Circular linked lists — Linked lists where the prev pointer of the head points to the tail and the next pointer of the tail points to the head.
Search: Find the first element with the key k in the given linked list by a simple linear search and returns a pointer to this element
Insert: Insert a key to the linked list. An insertion can be done in 3 different ways; insert at the beginning of the list, insert at the end of the list and insert in the middle of the list.
Delete: Removes an element x from a given linked list. You cannot delete a node by a single step.
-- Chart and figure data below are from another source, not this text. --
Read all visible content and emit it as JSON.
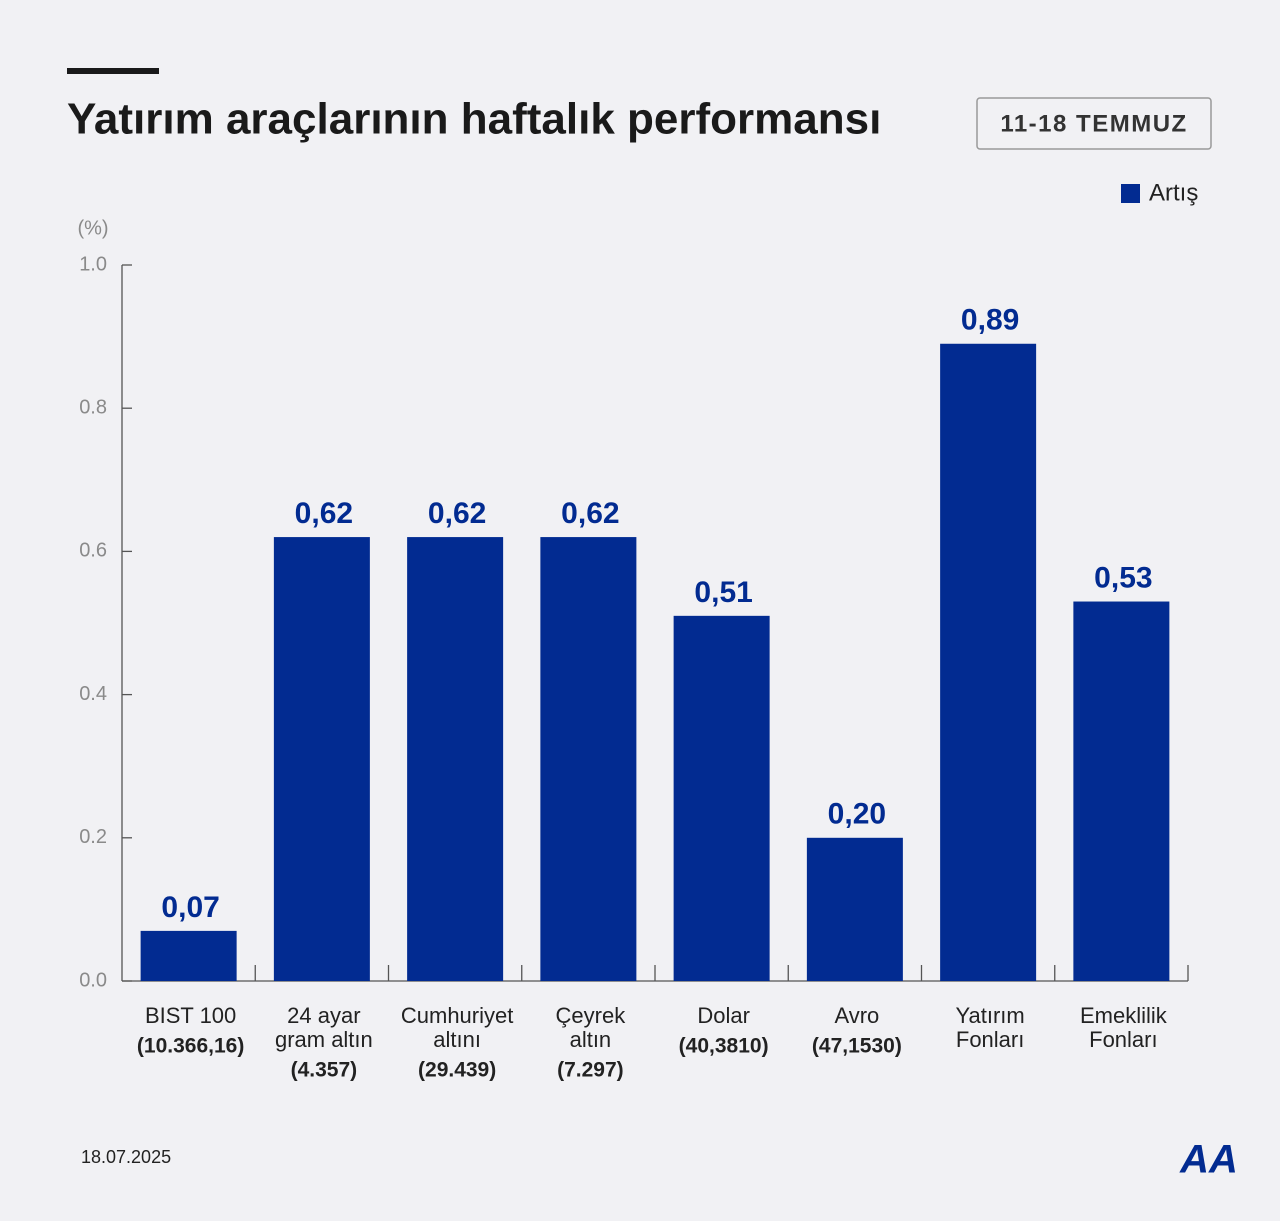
{
  "chart_data": {
    "type": "bar",
    "title": "Yatırım araçlarının haftalık performansı",
    "subtitle": "11-18 TEMMUZ",
    "y_label": "(%)",
    "date": "18.07.2025",
    "source": "AA",
    "categories": [
      "BIST 100",
      "24 ayar\ngram altın",
      "Cumhuriyet\naltını",
      "Çeyrek\naltın",
      "Dolar",
      "Avro",
      "Yatırım\nFonları",
      "Emeklilik\nFonları"
    ],
    "category_notes": [
      "(10.366,16)",
      "(4.357)",
      "(29.439)",
      "(7.297)",
      "(40,3810)",
      "(47,1530)",
      null,
      null
    ],
    "series": [
      {
        "name": "Artış",
        "color": "#022b91",
        "values": [
          0.07,
          0.62,
          0.62,
          0.62,
          0.51,
          0.2,
          0.89,
          0.53
        ],
        "value_labels": [
          "0,07",
          "0,62",
          "0,62",
          "0,62",
          "0,51",
          "0,20",
          "0,89",
          "0,53"
        ]
      }
    ],
    "ylim": [
      0,
      1
    ],
    "yticks": [
      {
        "value": 0,
        "label": "0.0"
      },
      0.2,
      0.4,
      0.6,
      0.8,
      {
        "value": 1,
        "label": "1.0"
      }
    ]
  }
}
A deletion can be done in 3 different ways; delete from the beginning of the list, delete from the end of the list and delete from the middle of the list.
Used for symbol table management in compiler design.
Used in switching between programs using Alt + Tab (implemented using Circular Linked List).
A stack is a LIFO (Last In First Out — the element placed at last can be accessed at first) structure which can be commonly found in many programming languages. This structure is named as “stack” because it resembles a real-world stack — a stack of plates.Image by congerdesign from Pixabay
Given below are the 2 basic operations that can be performed on a stack. Please refer to Figure 3 to get a better understanding of the stack operations.
Push: Insert an element on to the top of the stack.
Pop: Delete the topmost element and return it.
Furthermore, the following additional functions are provided for a stack in order to check its status.
Peek: Return the top element of the stack without deleting it.
isEmpty: Check if the stack is empty.
isFull: Check if the stack is full.
Used for expression evaluation (e.g.: shunting-yard algorithm for parsing and evaluating mathematical expressions).
Used to implement function calls in recursion programming.
Given below are the 2 basic operations that can be performed on a queue. Please refer to Figure 4 to get a better understanding of the queue operations.
Enqueue: Insert an element to the end of the queue.
Dequeue: Delete the element from the beginning of the queue.
Used to manage threads in multithreading.
Used to implement queuing systems (e.g.: priority queues).
A Hash Table is a data structure that stores values which have keys associated with each of them. Furthermore, it supports lookup efficiently if we know the key associated with the value. Hence it is very efficient in inserting and searching, irrespective of the size of the data.
Direct Addressing uses the one-to-one mapping between the values and keys when storing in a table. However, there is a problem with this approach when there is a large number of key-value pairs. The table will be huge with so many records and may be impractical or even impossible to be stored, given the memory available on a typical computer. To avoid this issue we use hash tables.
A special function named as the hash function (h) is used to overcome the aforementioned problem in direct addressing.
In direct accessing, a value with key k is stored in the slot k. Using the hash function, we calculate the index of the table (slot) to which each value goes. The value calculated using the hash function for a given key is called the hash value which indicates the index of the table to which the value is mapped.
h(k) = k % m
h: Hash function
k: Key of which the hash value should be determined
m: Size of the hash table (number of slots available). A prime value that is not close to an exact power of 2 is a good choice for m.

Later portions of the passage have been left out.